Michelle O'Neill has disagreed with Alliance's call for Stormont reform, saying: 'The rules are the rules.'
Michelle O'Neill has disagreed with Alliance's call for Stormont reform, saying: 'The rules are the rules.' Michelle O'Neill has disagreed with Alliance's call for Stormont reform, saying: 'The rules are the rules.'

“If the DUP don’t want to be part of a government, then it should be possible for them to go into opposition,” Naomi Long has declared, explaining why Alliance is calling for Stormont reform. It is surprising Sinn Féin so vehemently disagrees.

“The rules are the rules”, O’Neill told UTV on Monday, when pressed on the same point.

Stormont’s rules were significantly changed as recently as January, enacting reforms agreed in New Decade, New Approach. It is now possible for one of the two largest parties to leave the executive for up to six months, or over a year either side of an election. Would four years between elections be such a momentous extension?


Sinn Féin and the SDLP are both proposing a £200 payment to every voter, sorry, household for rising energy bills. This would be funded from the £300 million frozen in Stormont’s bank account due to the DUP huff. The DUP is also promising an “energy support payment” in its manifesto.

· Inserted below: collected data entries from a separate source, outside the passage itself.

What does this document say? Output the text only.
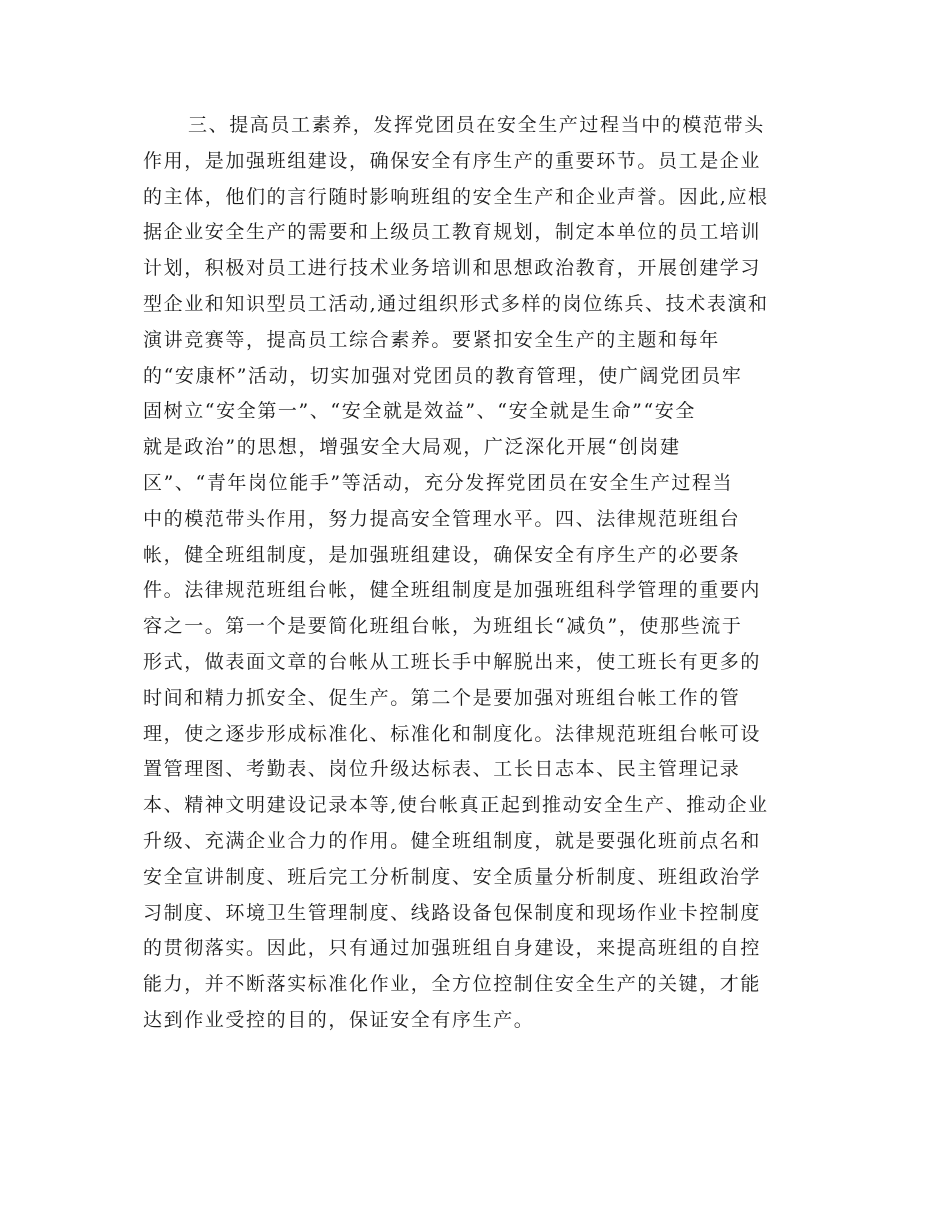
三、提高员工素养，发挥党团员在安全生产过程当中的模范带头
作用，是加强班组建设，确保安全有序生产的重要环节。员工是企业
的主体，他们的言行随时影响班组的安全生产和企业声誉。因此,应根
据企业安全生产的需要和上级员工教育规划，制定本单位的员工培训
计划，积极对员工进行技术业务培训和思想政治教育，开展创建学习
型企业和知识型员工活动,通过组织形式多样的岗位练兵、技术表演和
演讲竞赛等，提高员工综合素养。要紧扣安全生产的主题和每年
的“安康杯”活动，切实加强对党团员的教育管理，使广阔党团员牢
固树立“安全第一”、“安全就是效益”、“安全就是生命”“安全
就是政治”的思想，增强安全大局观，广泛深化开展“创岗建
区”、“青年岗位能手”等活动，充分发挥党团员在安全生产过程当
中的模范带头作用，努力提高安全管理水平。四、法律规范班组台
帐，健全班组制度，是加强班组建设，确保安全有序生产的必要条
件。法律规范班组台帐，健全班组制度是加强班组科学管理的重要内
容之一。第一个是要简化班组台帐，为班组长“减负”，使那些流于
形式，做表面文章的台帐从工班长手中解脱出来，使工班长有更多的
时间和精力抓安全、促生产。第二个是要加强对班组台帐工作的管
理，使之逐步形成标准化、标准化和制度化。法律规范班组台帐可设
置管理图、考勤表、岗位升级达标表、工长日志本、民主管理记录
本、精神文明建设记录本等,使台帐真正起到推动安全生产、推动企业
升级、充满企业合力的作用。健全班组制度，就是要强化班前点名和
安全宣讲制度、班后完工分析制度、安全质量分析制度、班组政治学
习制度、环境卫生管理制度、线路设备包保制度和现场作业卡控制度
的贯彻落实。因此，只有通过加强班组自身建设，来提高班组的自控
能力，并不断落实标准化作业，全方位控制住安全生产的关键，才能
达到作业受控的目的，保证安全有序生产。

Universal flat rate payments are a grotesquely inefficient way to get help to where it is needed. In this instance, it cannot even be justified as a quick way to disburse funds in an emergency. A means-tested payment through the benefits system would be far faster than waiting for Stormont to post everyone a cheque, as demonstrated by last month’s £200 energy payment to a third of households, compared to the protracted roll-out of the Covid shopping voucher.

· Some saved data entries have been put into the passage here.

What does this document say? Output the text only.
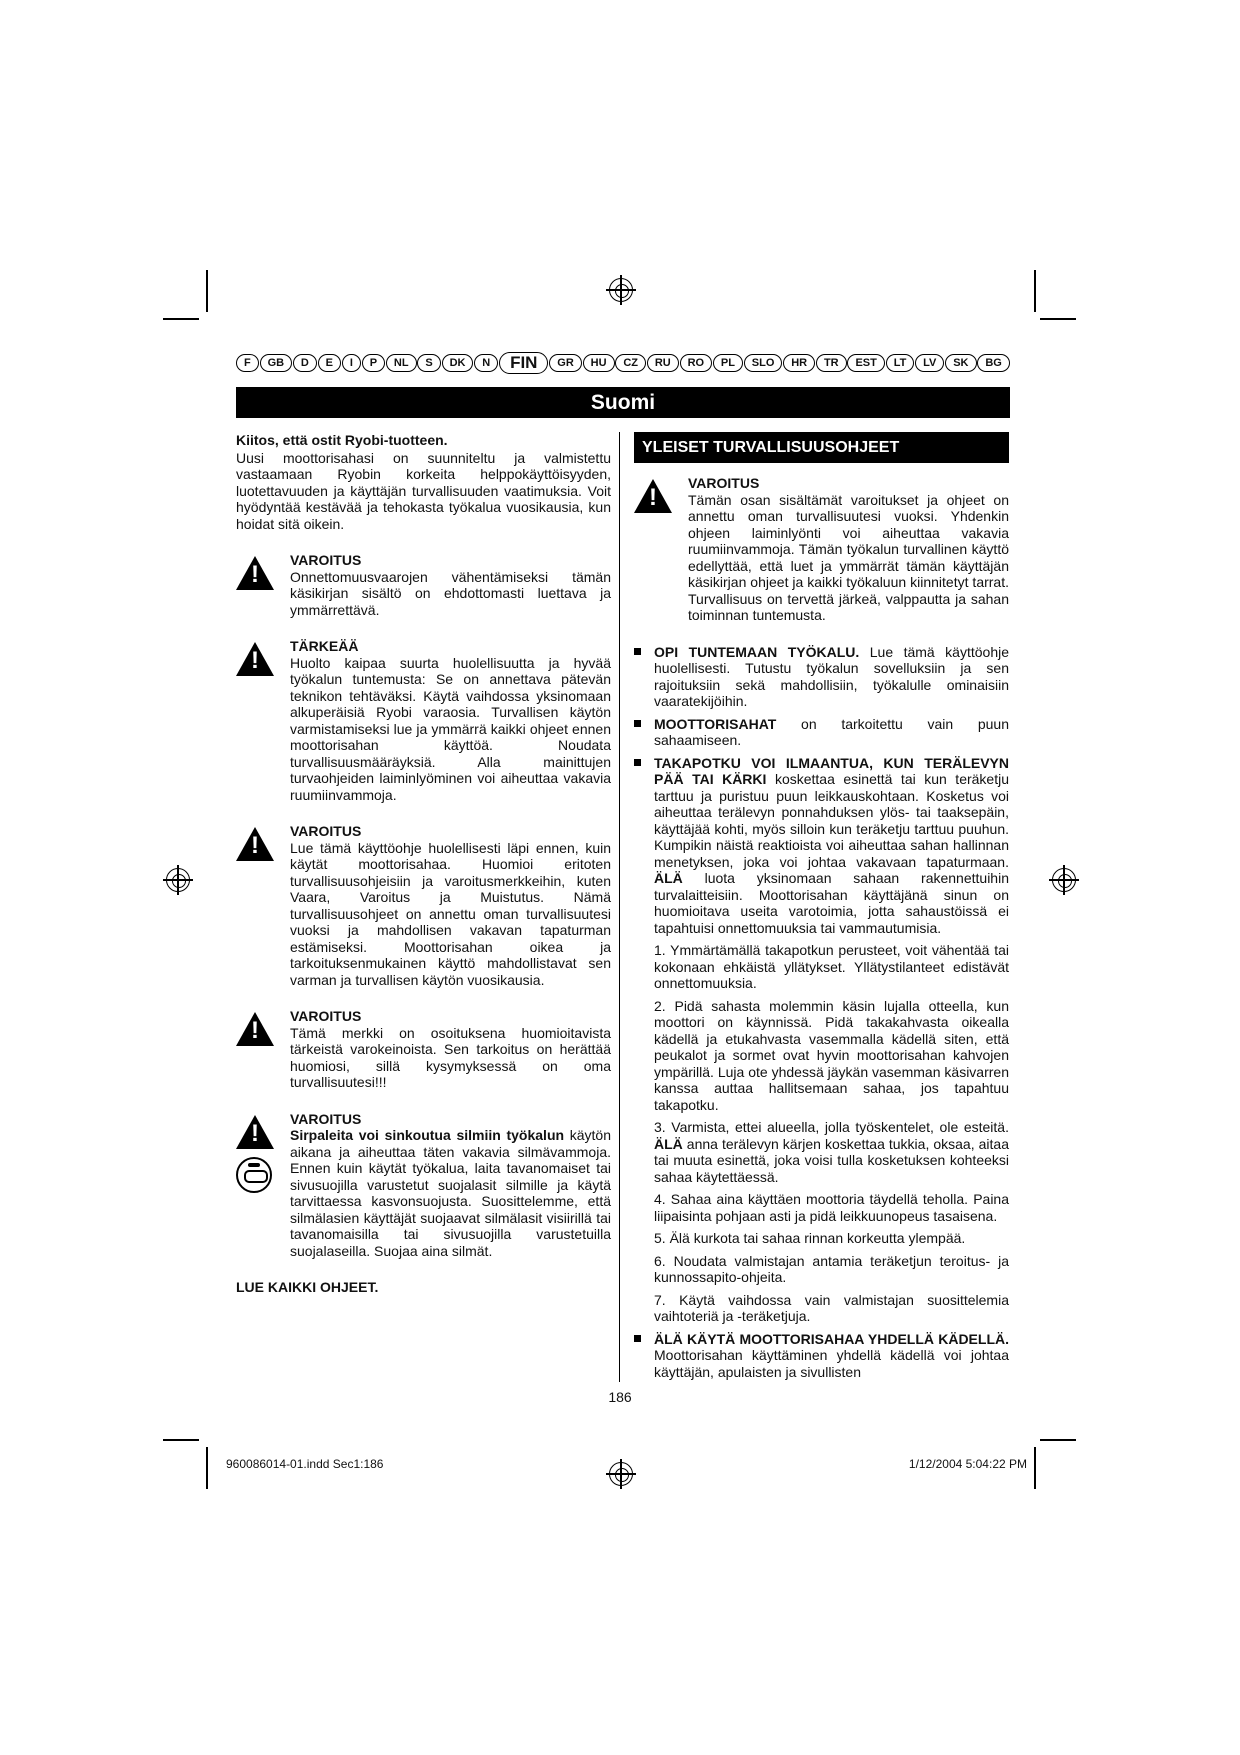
F	GB	D	E	I	P	NL	S	DK	N	FIN	GR	HU	CZ	RU	RO	PL	SLO	HR	TR	EST	LT	LV	SK	BG
Suomi

Kiitos, että ostit Ryobi-tuotteen.

Uusi moottorisahasi on suunniteltu ja valmistettu vastaamaan Ryobin korkeita helppokäyttöisyyden, luotettavuuden ja käyttäjän turvallisuuden vaatimuksia. Voit hyödyntää kestävää ja tehokasta työkalua vuosikausia, kun hoidat sitä oikein.

!

VAROITUS

Onnettomuusvaarojen vähentämiseksi tämän käsikirjan sisältö on ehdottomasti luettava ja ymmärrettävä.

!

TÄRKEÄÄ

Huolto kaipaa suurta huolellisuutta ja hyvää työkalun tuntemusta: Se on annettava pätevän teknikon tehtäväksi. Käytä vaihdossa yksinomaan alkuperäisiä Ryobi varaosia. Turvallisen käytön varmistamiseksi lue ja ymmärrä kaikki ohjeet ennen moottorisahan käyttöä. Noudata turvallisuusmääräyksiä. Alla mainittujen turvaohjeiden laiminlyöminen voi aiheuttaa vakavia ruumiinvammoja.

!

VAROITUS

Lue tämä käyttöohje huolellisesti läpi ennen, kuin käytät moottorisahaa. Huomioi eritoten turvallisuusohjeisiin ja varoitusmerkkeihin, kuten Vaara, Varoitus ja Muistutus. Nämä turvallisuusohjeet on annettu oman turvallisuutesi vuoksi ja mahdollisen vakavan tapaturman estämiseksi. Moottorisahan oikea ja tarkoituksenmukainen käyttö mahdollistavat sen varman ja turvallisen käytön vuosikausia.

!

VAROITUS

Tämä merkki on osoituksena huomioitavista tärkeistä varokeinoista. Sen tarkoitus on herättää huomiosi, sillä kysymyksessä on oma turvallisuutesi!!!

!

VAROITUS

Sirpaleita voi sinkoutua silmiin työkalun käytön aikana ja aiheuttaa täten vakavia silmävammoja. Ennen kuin käytät työkalua, laita tavanomaiset tai sivusuojilla varustetut suojalasit silmille ja käytä tarvittaessa kasvonsuojusta. Suosittelemme, että silmälasien käyttäjät suojaavat silmälasit visiirillä tai tavanomaisilla tai sivusuojilla varustetuilla suojalaseilla. Suojaa aina silmät.

LUE KAIKKI OHJEET.

YLEISET TURVALLISUUSOHJEET
!

VAROITUS

Tämän osan sisältämät varoitukset ja ohjeet on annettu oman turvallisuutesi vuoksi. Yhdenkin ohjeen laiminlyönti voi aiheuttaa vakavia ruumiinvammoja. Tämän työkalun turvallinen käyttö edellyttää, että luet ja ymmärrät tämän käyttäjän käsikirjan ohjeet ja kaikki työkaluun kiinnitetyt tarrat. Turvallisuus on tervettä järkeä, valppautta ja sahan toiminnan tuntemusta.

OPI TUNTEMAAN TYÖKALU. Lue tämä käyttöohje huolellisesti. Tutustu työkalun sovelluksiin ja sen rajoituksiin sekä mahdollisiin, työkalulle ominaisiin vaaratekijöihin.

MOOTTORISAHAT on tarkoitettu vain puun sahaamiseen.

TAKAPOTKU VOI ILMAANTUA, KUN TERÄLEVYN PÄÄ TAI KÄRKI koskettaa esinettä tai kun teräketju tarttuu ja puristuu puun leikkauskohtaan. Kosketus voi aiheuttaa terälevyn ponnahduksen ylös- tai taaksepäin, käyttäjää kohti, myös silloin kun teräketju tarttuu puuhun. Kumpikin näistä reaktioista voi aiheuttaa sahan hallinnan menetyksen, joka voi johtaa vakavaan tapaturmaan. ÄLÄ luota yksinomaan sahaan rakennettuihin turvalaitteisiin. Moottorisahan käyttäjänä sinun on huomioitava useita varotoimia, jotta sahaustöissä ei tapahtuisi onnettomuuksia tai vammautumisia.

1. Ymmärtämällä takapotkun perusteet, voit vähentää tai kokonaan ehkäistä yllätykset. Yllätystilanteet edistävät onnettomuuksia.

2. Pidä sahasta molemmin käsin lujalla otteella, kun moottori on käynnissä. Pidä takakahvasta oikealla kädellä ja etukahvasta vasemmalla kädellä siten, että peukalot ja sormet ovat hyvin moottorisahan kahvojen ympärillä. Luja ote yhdessä jäykän vasemman käsivarren kanssa auttaa hallitsemaan sahaa, jos tapahtuu takapotku.

3. Varmista, ettei alueella, jolla työskentelet, ole esteitä. ÄLÄ anna terälevyn kärjen koskettaa tukkia, oksaa, aitaa tai muuta esinettä, joka voisi tulla kosketuksen kohteeksi sahaa käytettäessä.

4. Sahaa aina käyttäen moottoria täydellä teholla. Paina liipaisinta pohjaan asti ja pidä leikkuunopeus tasaisena.

5. Älä kurkota tai sahaa rinnan korkeutta ylempää.

6. Noudata valmistajan antamia teräketjun teroitus- ja kunnossapito-ohjeita.

7. Käytä vaihdossa vain valmistajan suosittelemia vaihtoteriä ja -teräketjuja.

ÄLÄ KÄYTÄ MOOTTORISAHAA YHDELLÄ KÄDELLÄ. Moottorisahan käyttäminen yhdellä kädellä voi johtaa käyttäjän, apulaisten ja sivullisten

186
960086014-01.indd Sec1:186	1/12/2004 5:04:22 PM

Spring has now arrived and energy prices have hopefully stabilised. Stormont has until next winter to come up with a proper policy.


Campaign group An Dream Dearg has published an open letter calling for “the immediate implementation of Irish language legislation”.

The letter, with 1,000 signatories, is addressed to the five main Stormont parties and the British and Irish governments as co-guarantors of New Decade, New Approach. It blames London and the DUP for the interminable delay.

Although An Dream Dearg is an Irish language group, it is a little odd it made no mention of the Ulster-Scots and other cultural legislation in the overall language deal, especially as the current hold-up is apparently because Sinn Féin objects to the title of the Ulster-Scots/British commissioner.


A solution is suddenly in sight for the System Operator for Northern Ireland (SONI), the privatised operator - though not owner or maintainer - of the electricity grid, whose treatment of consumers, employees and whistleblowers is increasingly raising concern.

The government has just announced it is to rapidly re-nationalise SONI’s equivalent on the mainland (the British commissioner will let me say ‘mainland’) to cope with the challenges of decarbonisation. Breaking up natural monopolies into arcane privatised functions is an idea whose time is coming to an end.


The reason the Conservatives are flip-flopping over outlawing gay conversion therapy is not because they are homophobic or transphobic - the law is their idea. It is because of the extraordinary technical challenge of drafting a ban on so-called therapy that in legal and regulatory terms might be merely a private conversation, often in a religious setting, without breaching rights protections or banning real therapy for transgender cases.

Stormont has yet to attempt a ban but it is about to run into a similar problem. Alliance justice minister Naomi Long has published her proposed Hate Crime Bill. This follows the recommendation of a judge-led review in 2020 to replace the defence of using hateful speech in a private dwelling with using it in a “private conversation”.

Secular and faith groups have expressed fears the bill will criminalise hate speech in the home. It is more likely to accidentally legalise it in church.


A government minister has admitted the UK needs to consult with Ireland on the electronic visa waiver it is introducing for third-country citizens crossing the border.

“We do accept the need for further dialogue with interlocuters including the Irish government, Tourism Ireland and Tourism Northern Ireland,” Susan Williams told the House of Lords. Yet she was also clear the scheme must go ahead unaltered, so what is there to discuss?

Forgoing the £10 charge on each waiver is the obvious item on the table. For overnight visitors alone, this would cost around £50 million a year - twice Tourism Northern Ireland’s budget.

Although the actual cost of processing free waivers would be much less, £50 million is the loss that would show up in the national accounts.


There was dismay in south Belfast earlier this year when the Department for Infrastructure chopped down mature trees along the Lagan. Now residents in Craigavon are aghast after trees were ripped out along the city’s central axis. Neither Stormont nor the council have admitted responsibility but there is no mystery over why this happens. Working around or underneath trees takes a little more time, therefore costing a little more money. Public bodies must accept the lowest bid for a contract. So unless they clearly specify and budget to preserve trees, the cheapest and choppiest bid always wins. No doubt some of the felled wood will be recycled into policy documents on the environment.